In [None]:
# 라이브러리 import
!pip install tensorflow

from tensorflow.keras.applications.resnet50 import ResNet50
from tensorflow.keras.preprocessing import image
from tensorflow.keras.applications.resnet50 import preprocess_input, decode_predictions
from tensorflow.keras.layers import GlobalAveragePooling2D, Dense, Dropout
from tensorflow.keras.models import Model
from tensorflow.keras.optimizers import Adam
from tensorflow.keras.preprocessing.image import ImageDataGenerator
from sklearn.metrics import classification_report, confusion_matrix, accuracy_score, f1_score, recall_score
import numpy as np
import os
import seaborn as sn
import pandas as pd
import matplotlib.pyplot as plt

In [None]:
from google.colab import drive
drive.mount('/content/drive')

%cd "/content"
!mkdir img4
!unzip '/content/drive/MyDrive/Colab Notebooks/img4.zip' -d '/content/img4'

In [3]:
# 데이터 디렉토리 설정
base_dir = '/content/img4'
train_dir = os.path.join(base_dir, 'train')
validation_dir = os.path.join(base_dir, 'val')
test_dir = os.path.join(base_dir, 'test')

In [4]:
# data generator
train_gen = ImageDataGenerator(rescale=1./255,
    shear_range= 0.2,
    brightness_range = (0.8,1.2),
    horizontal_flip=True,
)

img_gen = ImageDataGenerator(rescale=1./255)
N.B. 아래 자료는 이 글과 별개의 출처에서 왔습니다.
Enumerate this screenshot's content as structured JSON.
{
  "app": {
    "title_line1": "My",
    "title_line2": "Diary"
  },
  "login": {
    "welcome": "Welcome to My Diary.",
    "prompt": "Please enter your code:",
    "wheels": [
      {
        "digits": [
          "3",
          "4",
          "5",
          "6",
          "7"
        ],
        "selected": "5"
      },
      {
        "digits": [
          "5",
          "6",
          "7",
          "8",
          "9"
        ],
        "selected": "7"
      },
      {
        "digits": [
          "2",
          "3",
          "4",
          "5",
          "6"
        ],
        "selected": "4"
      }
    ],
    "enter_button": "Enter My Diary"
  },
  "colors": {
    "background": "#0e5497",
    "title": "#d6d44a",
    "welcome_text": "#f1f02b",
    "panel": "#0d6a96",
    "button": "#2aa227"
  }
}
train_set = train_gen.flow_from_directory(
    train_dir,
    target_size=(224, 224),
    batch_size=16,
    class_mode='categorical')

val_set = img_gen.flow_from_directory(
    validation_dir,
    target_size=(224, 224),
    batch_size=16,
    class_mode='categorical',
    shuffle=False)

test_set = img_gen.flow_from_directory(
    test_dir,
    target_size=(224, 224),
    batch_size=16,
    class_mode='categorical',
    shuffle=False)

Found 32855 images belonging to 5 classes.
Found 8268 images belonging to 5 classes.
Found 1670 images belonging to 5 classes.


In [5]:
# ResNet50 모델 설정 및 학습
res = ResNet50(weights='imagenet', include_top=False)

for layer in res.layers:
    layer.trainable = False

x = res.output
x = GlobalAveragePooling2D()(x)
x = Dropout(0.7)(x)   # dropout 레이어
predictions = Dense(5, activation='softmax')(x)
model = Model(inputs=res.input, outputs=predictions)

adam = Adam(lr=0.0001)
model.compile(optimizer=adam, loss='categorical_crossentropy', metrics=['accuracy'])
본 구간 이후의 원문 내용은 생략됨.